On pathologic examination, the resected lesion consisted of a 3.5 x 1.7 x 0.6-cm aggregate of tan-brown, soft, hemorrhagic tissue. Permanent sections disclosed adipose tissue with scattered foci of hematopoietic tissue, including myeloid, erythroid, and megakaryocytic elements (, and the final pathology report was consistent with a myelolipoma.

Histological appearance showing mature adipocytes admixed with hematopoietic tissue: myeloid, erythroid, and megakaryocytic elements (Hematoxylin-eosin x400).

DISCUSSION

To our knowledge, laparoscopic management of presacral myelolipoma has never been described before this case. Given the benign nature of this tumor, surgical resections are only indicated when the nature of the tumor is in question, as in this case. Several retroperitoneal malignancies, such as teratomas, chordomas, liposarcomas, lymphomas, and neurogenic tumors, must be in the differential diagnosis for lesions in the presacral area.[4,5] Additionally, with this patient's prior history of gynecological malignancy, interval increase in tumor size and inconclusive preoperative workup, a surgical biopsy to evaluate the lesion was necessary. Given the necessity of a sigmoidectomy for recurrent diverticulitis, we felt a combined laparoscopic procedure would be best.

To date, at least 20 cases of presacral myelolipomas have been reported in the literature. They classically occur in older patients with the majority of cases being diagnosed in the fifth to seventh decades, and many reports showing an increased incidence in women.[2,3] Most presacral myelolipomas are usually asymptomatic and are discovered incidentally by abdominal/pelvic CT scans and encapsulated round masses with no infiltrative pattern.[4] When symptomatic, it is usually because of mass effect on adjacent structures, such as the bladder, ureters, sacral nerve plexus, and the rectum such that patients may present with symptoms of urinary retention, lower extremity radiculopathy, sciatica type pain or constipation.[3]

Several aspects of the case were difficult. CT-guided biopsies of the lesion were inconclusive, yielding only inflammatory connective tissue, pushing us to define this lesion surgically. In retrospect, such findings can be expected after a needle biopsy of a myelolipoma. It was serendipitous that the patient required a sigmoidectomy for diverticulitis, because gaining access to this lesion without performing a bowel resection would be quite arduous. To gain access to the lesion, a mesorectal plane had to be followed during the sigmoid resection; therefore, a deeper and more extensive dissection than a standard sigmoid resection for diverticulitis was required. Consequently, we needed to resect a larger amount of rectosigmoid distally for fear of leaving devascularized proximal rectum. Despite staying in a mesorectal plane, presacral bleeding was also encountered as the lesion was excised. The bleeding was moderate and could be controlled with local hemostatic agents. However, it complicated the resection enough that a subtotal resection was satisfactory, especially after the benign frozen section results were noted.
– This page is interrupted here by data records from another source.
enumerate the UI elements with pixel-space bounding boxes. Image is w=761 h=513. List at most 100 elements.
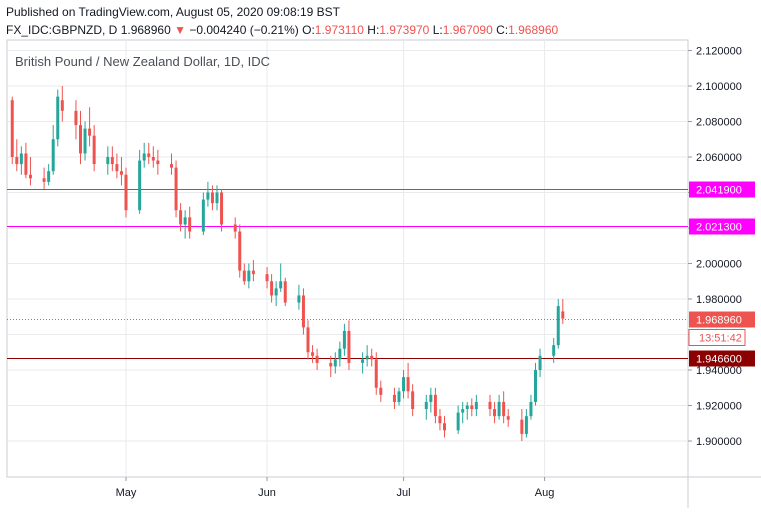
candle xyxy=(170,153,173,175)
candle-body xyxy=(461,409,465,413)
candle-body xyxy=(115,164,119,172)
candle-body xyxy=(238,231,242,271)
candle-body xyxy=(138,160,142,211)
candle xyxy=(10,96,14,165)
candle xyxy=(265,267,269,289)
candle-body xyxy=(552,345,556,356)
candle xyxy=(247,263,251,289)
candle-body xyxy=(92,135,96,165)
candle xyxy=(474,394,478,417)
candle xyxy=(297,284,301,310)
candle-body xyxy=(411,391,415,410)
candle xyxy=(338,341,342,367)
candle xyxy=(179,203,183,232)
horizontal-line-label-bg xyxy=(689,218,755,235)
down-arrow-icon: ▼ xyxy=(174,23,186,37)
candles xyxy=(10,86,565,441)
candle xyxy=(142,142,146,168)
price-axis[interactable]: 2.1200002.1000002.0800002.0600002.040000… xyxy=(688,46,742,449)
candle-body xyxy=(347,330,351,363)
candle-body xyxy=(497,401,501,417)
candle-body xyxy=(88,128,92,136)
candle xyxy=(220,188,224,232)
candle-body xyxy=(220,192,224,225)
chart-pane[interactable] xyxy=(6,39,689,478)
candle-body xyxy=(561,311,565,319)
candle xyxy=(402,370,406,399)
price-labels: 2.041900 2.021300 1.946600 1.968960 13:51:42 xyxy=(688,181,755,367)
symbol-name: FX_IDC:GBPNZD, D xyxy=(6,23,118,37)
candle xyxy=(552,338,556,363)
candle xyxy=(215,185,219,211)
candle xyxy=(233,217,237,239)
horizontal-line-label: 2.041900 xyxy=(696,185,742,197)
candle-body xyxy=(301,295,305,328)
candle-body xyxy=(151,157,155,161)
candle xyxy=(506,409,510,427)
last-price: 1.968960 xyxy=(120,23,171,37)
candle-body xyxy=(142,153,146,161)
candle xyxy=(392,387,396,410)
candle xyxy=(379,380,383,402)
last-price-label: 1.968960 xyxy=(696,315,742,327)
grid xyxy=(7,40,688,477)
candle-body xyxy=(251,270,255,275)
candle xyxy=(19,146,23,175)
candle-body xyxy=(529,401,533,417)
candle xyxy=(74,100,78,140)
candle-body xyxy=(392,394,396,402)
open-value: 1.973110 xyxy=(314,23,364,37)
candle-body xyxy=(424,401,428,410)
candle xyxy=(183,210,187,239)
candle xyxy=(424,394,428,420)
candle xyxy=(283,277,287,307)
x-tick-label: Jun xyxy=(258,487,276,499)
candle xyxy=(42,167,46,189)
candle xyxy=(15,139,19,172)
candle-body xyxy=(188,217,192,232)
candle xyxy=(115,153,119,179)
y-tick-label: 2.080000 xyxy=(696,117,742,129)
candle xyxy=(206,181,210,207)
candle xyxy=(47,164,51,186)
candle xyxy=(28,157,32,186)
candle xyxy=(465,401,469,420)
candle xyxy=(365,345,369,367)
candle-body xyxy=(470,405,474,410)
candle-body xyxy=(28,174,32,179)
close-value: 1.968960 xyxy=(508,23,559,37)
candle xyxy=(329,355,333,378)
candle-body xyxy=(24,153,28,175)
candle xyxy=(315,348,319,370)
candle-body xyxy=(520,419,524,434)
candle-body xyxy=(370,355,374,360)
candle-body xyxy=(502,401,506,417)
candle xyxy=(524,409,528,438)
candle xyxy=(374,352,378,395)
candle-body xyxy=(215,192,219,204)
candle xyxy=(51,125,55,175)
y-tick-label: 1.980000 xyxy=(696,294,742,306)
candle xyxy=(56,89,60,147)
candle xyxy=(561,299,565,324)
horizontal-line-label-bg xyxy=(689,350,755,367)
close-label: C: xyxy=(496,23,509,37)
candle-body xyxy=(242,270,246,282)
candle xyxy=(493,401,497,424)
time-axis[interactable]: May Jun Jul Aug xyxy=(116,477,555,499)
candle xyxy=(411,384,415,417)
candle xyxy=(279,263,283,292)
candle xyxy=(151,146,155,168)
candle-body xyxy=(19,153,23,165)
candle-body xyxy=(379,387,383,395)
candle xyxy=(301,288,305,335)
y-tick-label: 2.060000 xyxy=(696,152,742,164)
candle-body xyxy=(524,416,528,434)
candle-body xyxy=(106,157,110,165)
y-tick-label: 2.100000 xyxy=(696,81,742,93)
candle-body xyxy=(183,217,187,225)
published-caption: Published on TradingView.com, August 05,… xyxy=(6,5,341,19)
chart-title: British Pound / New Zealand Dollar, 1D, … xyxy=(15,54,270,69)
candle-body xyxy=(233,224,237,232)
Given the benign nature of these lesions, the risk of recurrence after excision is minimal, so no interval screening abdominopelvic imaging is indicated. In this case, if an interval increase is seen in the size of the mass incidentally, it is important to rule out the more common retroperitoneal malignancies mentioned previously with a percutaneous needle biopsy. Surgical intervention would not be indicated if the biopsy showed tissue elements consistent with myelolipoma and patient was without the aforementioned size effect symptoms.

CONCLUSION

We present the case of a presacral myelolipoma that was difficult to identify without a surgical excision. Laparoscopic management of the mass and of the diverticular disease was successful and is a reasonable approach to a lesion in such a challenging location.